これは私たち自身もよく犯す過ちなのだが、ごく一部の(自分にとっての)外国人を指し、「だから〇〇人は~」などと勝手にカテゴライズするのは無意味だ。なぜなら、同じ人種、国籍、言語圏の人でもそのキャラクターは人それぞれで、到底カテゴライズできるものではないからだ。だからもしそんな風に一括りで考えたら相手に大変失礼なことになる。
私はたった2年間夫の転勤に伴い外国に住んだだけだが、実際に現地の人と接してみると、本当に色々な考えの人、色々なキャラクターを持つ人がおり、それまでその国の人にステレオタイプな偏見を抱いていた自分が恥ずかしくなってしまった。世の中とはかように多様な面を持っている人がいるのか? と目からウロコが落ちた思いだ。
また、私と接した現地の人の中には、私の中にステレオタイプの日本人像を多少投影していた人もいて、時には偏見に満ちた言葉も言われた。しかしながら、お互い先入観を取り払う努力をしながらストレートに互いの思いをぶつけあうことにより、相手は私自身の個を認めてくれ、私も相手の個を受け入れた。そのことから、自らの先入観を取り除く努力を続ければ、異文化間ギャップは取り払われていくものだということも実感できた。 だから「〇〇人は~」と一括りにすることがどれほど無意味で馬鹿げたことであるかは、私自身がよく知っているつもりだ。
そのような経験をしているからこそ思うのだが、同じ日本人でありながら、頭から「日本人は家事能力が低い」と言う現地の人の言葉をうのみにし、あるいはごく一部の現地在住の日本人像を垣間見ただけで「日本人は劣っている」と一括りにして母国の人間を貶める行為にはひどく違和感を覚えるのだ。大変失礼ながら、日本人を嫌う人が多い海外に長くお住いだと、その人自身まで日本を嫌いになるのだろうか? というのが正直な感想だ。
ただ、私が住んでいた土地では日本人の家事能力を高く評価している人が多かった。特に「日本人は家の中をいつもきれいにしているので家を貸すなら日本人が良い」というオーナーが数多くいたのは事実だ。おそらくところ変われば人の評価の基準も変わるということなのだろう。このように、世界には日本人に好感を持って下さる人も数多くいる、ということはぜひ言っておきたい。

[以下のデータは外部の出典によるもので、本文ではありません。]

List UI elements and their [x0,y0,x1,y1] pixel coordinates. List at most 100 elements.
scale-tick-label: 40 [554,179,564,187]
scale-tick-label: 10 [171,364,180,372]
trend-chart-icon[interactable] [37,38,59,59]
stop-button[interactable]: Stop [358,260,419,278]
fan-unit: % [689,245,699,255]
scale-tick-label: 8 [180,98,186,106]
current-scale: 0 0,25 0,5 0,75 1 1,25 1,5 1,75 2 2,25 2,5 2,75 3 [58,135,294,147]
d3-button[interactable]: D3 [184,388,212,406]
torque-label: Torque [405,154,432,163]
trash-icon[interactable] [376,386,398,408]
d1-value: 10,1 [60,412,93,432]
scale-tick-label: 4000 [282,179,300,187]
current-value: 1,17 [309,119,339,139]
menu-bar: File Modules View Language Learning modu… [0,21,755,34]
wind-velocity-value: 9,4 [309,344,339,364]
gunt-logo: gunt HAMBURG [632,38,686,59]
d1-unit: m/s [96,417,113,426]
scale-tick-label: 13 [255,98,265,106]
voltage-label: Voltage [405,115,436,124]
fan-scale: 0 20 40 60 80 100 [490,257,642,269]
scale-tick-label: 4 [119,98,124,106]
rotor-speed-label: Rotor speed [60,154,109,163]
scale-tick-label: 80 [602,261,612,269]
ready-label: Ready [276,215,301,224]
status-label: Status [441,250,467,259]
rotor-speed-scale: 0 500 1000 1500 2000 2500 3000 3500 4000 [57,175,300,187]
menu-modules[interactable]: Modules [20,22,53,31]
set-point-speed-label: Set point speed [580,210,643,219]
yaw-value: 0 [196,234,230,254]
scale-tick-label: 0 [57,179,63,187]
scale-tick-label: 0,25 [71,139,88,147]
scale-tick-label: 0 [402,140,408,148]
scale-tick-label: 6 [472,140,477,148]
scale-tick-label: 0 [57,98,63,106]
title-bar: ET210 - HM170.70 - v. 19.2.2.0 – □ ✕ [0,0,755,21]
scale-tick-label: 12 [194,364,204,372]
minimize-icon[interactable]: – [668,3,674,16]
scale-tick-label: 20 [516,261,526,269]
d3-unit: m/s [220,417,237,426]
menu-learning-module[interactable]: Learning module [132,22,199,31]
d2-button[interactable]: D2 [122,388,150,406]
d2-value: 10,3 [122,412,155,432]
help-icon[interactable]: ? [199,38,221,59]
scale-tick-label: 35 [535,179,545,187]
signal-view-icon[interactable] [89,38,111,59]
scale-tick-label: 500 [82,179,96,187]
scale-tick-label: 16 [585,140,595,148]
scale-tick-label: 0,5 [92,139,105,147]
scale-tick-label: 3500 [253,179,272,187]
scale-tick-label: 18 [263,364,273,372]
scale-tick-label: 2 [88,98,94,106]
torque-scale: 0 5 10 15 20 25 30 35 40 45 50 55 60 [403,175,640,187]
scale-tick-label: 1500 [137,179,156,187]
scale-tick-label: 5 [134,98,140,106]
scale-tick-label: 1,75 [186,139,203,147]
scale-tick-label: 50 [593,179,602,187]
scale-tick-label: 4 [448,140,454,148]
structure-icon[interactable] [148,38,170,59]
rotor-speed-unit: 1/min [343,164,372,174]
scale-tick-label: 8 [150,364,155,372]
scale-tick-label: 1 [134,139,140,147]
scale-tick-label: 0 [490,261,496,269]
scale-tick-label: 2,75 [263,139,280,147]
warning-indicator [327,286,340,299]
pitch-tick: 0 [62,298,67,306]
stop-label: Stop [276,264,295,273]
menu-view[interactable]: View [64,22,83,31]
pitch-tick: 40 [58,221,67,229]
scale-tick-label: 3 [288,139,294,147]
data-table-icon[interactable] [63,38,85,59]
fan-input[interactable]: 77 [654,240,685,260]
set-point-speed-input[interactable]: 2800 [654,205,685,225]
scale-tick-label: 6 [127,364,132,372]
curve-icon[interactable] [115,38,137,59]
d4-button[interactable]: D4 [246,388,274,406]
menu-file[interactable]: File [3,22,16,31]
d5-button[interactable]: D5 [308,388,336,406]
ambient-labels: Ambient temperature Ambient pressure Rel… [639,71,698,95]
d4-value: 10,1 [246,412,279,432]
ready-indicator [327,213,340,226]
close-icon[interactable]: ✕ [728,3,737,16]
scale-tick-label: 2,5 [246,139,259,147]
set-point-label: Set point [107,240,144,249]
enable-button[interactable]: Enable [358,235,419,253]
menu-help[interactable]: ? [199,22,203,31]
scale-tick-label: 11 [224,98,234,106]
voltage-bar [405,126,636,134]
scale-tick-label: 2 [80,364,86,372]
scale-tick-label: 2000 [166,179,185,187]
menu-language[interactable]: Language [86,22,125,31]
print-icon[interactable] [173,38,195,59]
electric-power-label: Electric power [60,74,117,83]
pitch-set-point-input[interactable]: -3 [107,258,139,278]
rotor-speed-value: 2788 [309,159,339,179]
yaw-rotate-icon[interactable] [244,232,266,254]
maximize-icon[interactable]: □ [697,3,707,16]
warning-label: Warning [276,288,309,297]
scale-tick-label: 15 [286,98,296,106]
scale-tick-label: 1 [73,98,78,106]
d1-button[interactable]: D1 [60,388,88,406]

国が違えば考え方も違う。しかしものの考え方は同じ国の人でも一律ではない。到底「〇〇人は」などと一括りにできない。だから何度も繰り返し言うが、ステレオタイプなカテゴライズはナンセンスだ。どこの国の誰が相手であれ、そのような愚かで失礼極まりない一括りは慎むべきなのだ。それは同胞である日本人に対しても同じだ。
海外に出たとたん、あまりの異文化間ギャップにショックを受ける。それを乗り越えるためには偏見など心の垣根を全部取り払う必要がある。素の状態でその国や現地に住む人々はもちろん、自らの母国日本を冷静な目で見つめ、その違和感をも受け入れる、そんな文字通りのグローバルな考え方が求められる。それができない人が無意味なヘイトに走ったり、戦争を起こす原因を作るのではないだろうか? ぜひそのような偏った考えは慎むべきだ。
ただ一方で、日本人としてのアイデンティティまで捨てて現地の人に迎合することもない。現地でのルールを遵守しながらも日本人らしさを捨てててはいけない。でないと海外では自分のルーツがどこにあるのかすら見失ってしまう。それを私は海外在住中に出会ったその種の日本人を見て痛感し、自分は日本人としてのアイディンティティを失ってはいけないと危機感を覚えた次第だ。
なにはともあれ、変に自分の考えにこだわらず、かといって自らを失うことなく、これからの国際化社会を生きていきたいものだ。